Owner Lew Latto purchased the facilities of beautiful music station KPIR in September 1974, and began simulcasting the format of WAKX on both 970 AM and the new 98.9 FM.

In 1982, the AM station changed its callsign to KXTP and switched to adult standards, airing the "Music of Your Life" syndicated format. WAKX-FM remained unchanged.

In 1994, Latto sold KXTP and WAKX to Ken Beuhler and Patty McNulty, the owners of WDSM and KZIO (currently KDKE). The FM station flipped from classic rock to country music and became KTCO. Later that decade, Buehler and McNulty sold their stations to Shockley Communications, which changed KXTP's format to country and then Radio Disney.

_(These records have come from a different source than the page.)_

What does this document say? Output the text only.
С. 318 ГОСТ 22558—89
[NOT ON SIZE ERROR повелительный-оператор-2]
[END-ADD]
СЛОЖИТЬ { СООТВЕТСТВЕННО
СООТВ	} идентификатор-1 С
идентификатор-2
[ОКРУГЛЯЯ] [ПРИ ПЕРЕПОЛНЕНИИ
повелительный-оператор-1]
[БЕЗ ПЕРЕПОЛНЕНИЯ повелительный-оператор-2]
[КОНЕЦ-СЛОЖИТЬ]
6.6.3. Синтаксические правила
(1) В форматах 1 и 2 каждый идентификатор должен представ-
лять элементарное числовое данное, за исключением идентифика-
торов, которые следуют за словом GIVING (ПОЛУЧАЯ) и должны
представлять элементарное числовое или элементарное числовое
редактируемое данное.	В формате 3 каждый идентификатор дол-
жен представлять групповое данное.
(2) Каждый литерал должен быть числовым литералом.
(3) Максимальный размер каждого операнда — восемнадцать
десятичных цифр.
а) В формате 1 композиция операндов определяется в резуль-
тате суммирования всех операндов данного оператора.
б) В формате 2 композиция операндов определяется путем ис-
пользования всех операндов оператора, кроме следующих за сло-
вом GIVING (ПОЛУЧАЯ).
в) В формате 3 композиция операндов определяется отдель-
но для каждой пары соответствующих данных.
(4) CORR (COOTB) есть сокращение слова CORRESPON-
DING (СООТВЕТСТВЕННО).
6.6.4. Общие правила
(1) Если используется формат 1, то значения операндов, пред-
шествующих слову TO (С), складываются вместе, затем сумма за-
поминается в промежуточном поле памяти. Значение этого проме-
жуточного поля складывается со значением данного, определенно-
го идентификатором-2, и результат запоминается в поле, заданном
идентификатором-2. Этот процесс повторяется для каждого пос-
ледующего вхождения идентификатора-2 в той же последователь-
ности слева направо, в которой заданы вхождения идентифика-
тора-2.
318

It later changed to Hot Talk, and finally, to Sports.

Today, the station is owned by Midwest Communications which also owns KDAL, WDSM, KDAL-FM and KDKE in Duluth.

AM 970 regained the "Music of Your Life" format in September 2008, dropping ESPN Radio and returning the Music of Your Life to the Duluth/Superior airwaves.

On March 7, 2014, WGEE changed formats from adult standards to sports, with programming from CBS Sports Radio.

On March 16, 2015, WGEE changed calls to WDUL.

On November 4, 2020, WDUL rebranded as "970 The Game" with weekday daytime programming originating from WRNW in Milwaukee.

On April 25, 2022, WDUL changed formats from sports to full-fledged top 40/CHR, branded as "Hot 98.1" competing against CHR (Top 40) KBMX/107.7 "Mix 108". The prior sports format was moved to sister WDSM. This also returns the CHR format to 970 AM for the first time since WAKX signed off in 1982.

Previous logo

References

External links
Website for Midwest Communications
WAKX history
WAKX survey from July 28, 1967

FCC history cards for WDUL (covering WQMN/WAKX, 1958-1979)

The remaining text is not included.